Gerçek ibadet hissederek ve yaşayarak yapılır
.
SORU: Bir yazınızda “her fırsatta namaz kılmak Kur’ân’ın amacına uygundur” demiştiniz. Öğrenmek istediğim şu: Örneğin dün saat 16.22’de akşam namazı kıldık. Bugün tekrar kılacağımız zaman “Acele etme. Vakit gelmedi. Günler uzuyor. Ezan okunmasına daha bir dakika var” deniliyor. Yani saat 16.23 olacak. Bu uygulama cemaatle ibadet yapılırken aynı vakitte bir araya gelebilmek için mi yoksa insan tek başına istediği, fırsat bulduğu, yüreğinde mistik duyguların uyandığı an ibadet edebilir mi? Allah, kulunu her zaman kabul edeceğini söylemiyor mu? (Zekeriya Müezzinoğlu)
CEVAP: Anlayışınız doğrudur. Allah kulunun formel şekil ve zamanını değil, ruhunu murakabe eder. 3-5 dakika önce veya sonra hiç önemli değil. O dakikalar ve saatler, cemaatin belli zamanlarda toplanması içindir. Peygamberimiz hiç kaçırmadığı gece namazları için öyle belirli zamanlar koymamıştır. Çünkü gece namazları bireysel namazdır. Herkes yapabildiği, ruhen hazır olduğu zaman kılar. Asıl ibadet de hissederek, yaşayarak yapılan ibadettir.
“Kişi sevdiğiyle beraberdir”
SORU: “Kişi sevdiğiyle beraberdir” hadisinin anlamını açıklar mısınız? (Fulya)

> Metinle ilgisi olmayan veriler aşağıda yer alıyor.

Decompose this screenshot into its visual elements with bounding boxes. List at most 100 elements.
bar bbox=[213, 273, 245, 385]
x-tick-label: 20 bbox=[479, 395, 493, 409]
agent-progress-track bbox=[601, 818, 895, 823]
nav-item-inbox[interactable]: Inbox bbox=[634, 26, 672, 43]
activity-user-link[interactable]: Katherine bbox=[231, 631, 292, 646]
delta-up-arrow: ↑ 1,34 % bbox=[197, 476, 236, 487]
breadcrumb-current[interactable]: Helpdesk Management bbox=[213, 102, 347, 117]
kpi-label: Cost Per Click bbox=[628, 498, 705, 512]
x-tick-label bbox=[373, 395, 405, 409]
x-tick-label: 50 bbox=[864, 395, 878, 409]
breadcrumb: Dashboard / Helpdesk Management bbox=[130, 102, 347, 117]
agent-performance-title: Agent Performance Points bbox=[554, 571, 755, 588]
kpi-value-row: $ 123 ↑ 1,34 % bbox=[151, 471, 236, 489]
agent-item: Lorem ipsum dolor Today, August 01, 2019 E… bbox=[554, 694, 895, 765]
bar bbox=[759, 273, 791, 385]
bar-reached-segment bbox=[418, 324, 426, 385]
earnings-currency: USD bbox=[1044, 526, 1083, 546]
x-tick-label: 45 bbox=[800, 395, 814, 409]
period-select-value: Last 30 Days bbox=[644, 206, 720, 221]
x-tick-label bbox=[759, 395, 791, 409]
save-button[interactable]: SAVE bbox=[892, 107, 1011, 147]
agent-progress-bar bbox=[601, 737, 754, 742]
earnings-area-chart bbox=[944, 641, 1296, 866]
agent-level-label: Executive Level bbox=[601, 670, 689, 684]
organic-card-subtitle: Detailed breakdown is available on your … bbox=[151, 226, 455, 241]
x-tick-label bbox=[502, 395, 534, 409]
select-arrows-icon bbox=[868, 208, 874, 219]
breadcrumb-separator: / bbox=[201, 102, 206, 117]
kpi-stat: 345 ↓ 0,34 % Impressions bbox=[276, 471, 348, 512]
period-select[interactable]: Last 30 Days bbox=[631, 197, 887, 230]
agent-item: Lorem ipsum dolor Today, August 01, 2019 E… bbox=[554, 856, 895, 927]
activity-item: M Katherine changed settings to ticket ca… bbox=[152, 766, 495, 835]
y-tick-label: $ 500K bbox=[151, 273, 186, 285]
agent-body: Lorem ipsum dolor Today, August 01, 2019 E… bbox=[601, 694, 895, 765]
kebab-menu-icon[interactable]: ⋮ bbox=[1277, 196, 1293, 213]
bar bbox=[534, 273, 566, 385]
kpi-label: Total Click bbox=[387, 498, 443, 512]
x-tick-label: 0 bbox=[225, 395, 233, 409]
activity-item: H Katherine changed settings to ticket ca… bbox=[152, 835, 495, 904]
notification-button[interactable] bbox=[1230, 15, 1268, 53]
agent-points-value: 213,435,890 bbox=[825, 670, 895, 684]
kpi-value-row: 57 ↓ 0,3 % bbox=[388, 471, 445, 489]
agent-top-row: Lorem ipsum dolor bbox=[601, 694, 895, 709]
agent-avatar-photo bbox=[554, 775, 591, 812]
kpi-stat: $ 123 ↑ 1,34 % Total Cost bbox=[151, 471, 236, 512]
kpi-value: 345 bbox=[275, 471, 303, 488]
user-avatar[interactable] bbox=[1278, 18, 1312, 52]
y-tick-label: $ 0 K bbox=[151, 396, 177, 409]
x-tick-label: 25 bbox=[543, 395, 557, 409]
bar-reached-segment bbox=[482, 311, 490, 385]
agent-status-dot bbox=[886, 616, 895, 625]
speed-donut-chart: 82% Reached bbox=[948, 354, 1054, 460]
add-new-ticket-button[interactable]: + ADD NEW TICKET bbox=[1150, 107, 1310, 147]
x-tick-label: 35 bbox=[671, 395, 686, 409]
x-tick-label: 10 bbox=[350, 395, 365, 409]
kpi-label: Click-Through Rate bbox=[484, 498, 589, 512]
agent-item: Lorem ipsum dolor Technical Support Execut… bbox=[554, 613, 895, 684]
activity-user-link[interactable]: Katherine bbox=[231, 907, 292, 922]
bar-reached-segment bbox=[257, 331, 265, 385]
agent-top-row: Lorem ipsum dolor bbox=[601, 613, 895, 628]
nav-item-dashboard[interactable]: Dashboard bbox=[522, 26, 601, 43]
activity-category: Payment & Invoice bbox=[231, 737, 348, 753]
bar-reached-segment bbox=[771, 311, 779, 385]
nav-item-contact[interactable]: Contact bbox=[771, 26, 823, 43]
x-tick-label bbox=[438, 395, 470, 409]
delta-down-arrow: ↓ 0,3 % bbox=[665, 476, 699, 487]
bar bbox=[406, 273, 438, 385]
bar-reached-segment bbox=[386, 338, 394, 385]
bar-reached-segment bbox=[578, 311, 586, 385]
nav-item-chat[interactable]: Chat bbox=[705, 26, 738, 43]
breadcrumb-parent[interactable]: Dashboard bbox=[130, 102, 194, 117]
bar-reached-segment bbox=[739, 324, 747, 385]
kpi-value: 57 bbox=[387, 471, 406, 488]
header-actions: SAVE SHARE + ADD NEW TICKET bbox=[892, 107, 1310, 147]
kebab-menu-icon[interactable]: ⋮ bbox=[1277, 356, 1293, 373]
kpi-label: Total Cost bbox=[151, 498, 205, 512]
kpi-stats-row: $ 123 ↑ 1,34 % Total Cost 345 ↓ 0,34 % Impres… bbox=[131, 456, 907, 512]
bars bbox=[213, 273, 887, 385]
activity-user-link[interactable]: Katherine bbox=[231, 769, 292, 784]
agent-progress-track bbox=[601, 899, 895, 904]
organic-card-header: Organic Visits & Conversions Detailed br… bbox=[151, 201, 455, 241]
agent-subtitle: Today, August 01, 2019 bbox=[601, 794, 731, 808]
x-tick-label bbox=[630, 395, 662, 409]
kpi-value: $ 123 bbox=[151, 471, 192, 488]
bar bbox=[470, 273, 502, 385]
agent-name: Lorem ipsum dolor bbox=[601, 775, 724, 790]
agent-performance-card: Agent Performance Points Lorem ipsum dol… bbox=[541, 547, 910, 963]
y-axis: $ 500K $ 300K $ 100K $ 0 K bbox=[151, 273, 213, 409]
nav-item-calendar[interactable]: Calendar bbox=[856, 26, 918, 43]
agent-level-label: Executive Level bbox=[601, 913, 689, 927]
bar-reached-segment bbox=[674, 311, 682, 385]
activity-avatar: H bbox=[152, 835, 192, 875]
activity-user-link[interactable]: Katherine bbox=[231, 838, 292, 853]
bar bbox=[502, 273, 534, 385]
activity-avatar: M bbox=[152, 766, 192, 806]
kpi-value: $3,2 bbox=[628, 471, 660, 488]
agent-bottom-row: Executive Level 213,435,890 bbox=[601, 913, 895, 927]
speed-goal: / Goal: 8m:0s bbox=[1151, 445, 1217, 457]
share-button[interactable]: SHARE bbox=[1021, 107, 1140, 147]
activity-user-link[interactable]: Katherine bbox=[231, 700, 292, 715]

CEVAP: Dünyada sevdiğine kavuşamayan ahirette kavuşur. Çünkü sevdiği onun içindedir. Ahirette ruh açığa çıkınca içindeki sevdiği de görünür. Dünyada en çok kimi seviyorsa onunla ruh birliği kurulduğu için ahirette de onunla beraber olur. Aslında bu hadisin söyleniş nedeni şudur: Bir sahabi Hz. Peygamber’e gelir. “Ey Allah’ın Elçisi, ben dünyada seni bir gün görmesen duramıyorum. Ahirette cennete girsem bile senin derecende olamam. Sen cennetin en yüce yerinde olursun. Ben ise aşağı derecelerde. Orada seni göremezsem halim nice olur?” Bunun üzerine Allah Elçisi, “Kişi sevdiğiyle beraberdir” diyerek onu teselli etmiş yani kendisini yürekten sevenlerin, cennette onunla beraber olacakları müjdesini vermiştir. Gönlünüze Allah ve Peygamber sevgisini koyun ki ölünce onlarla beraber olasınız.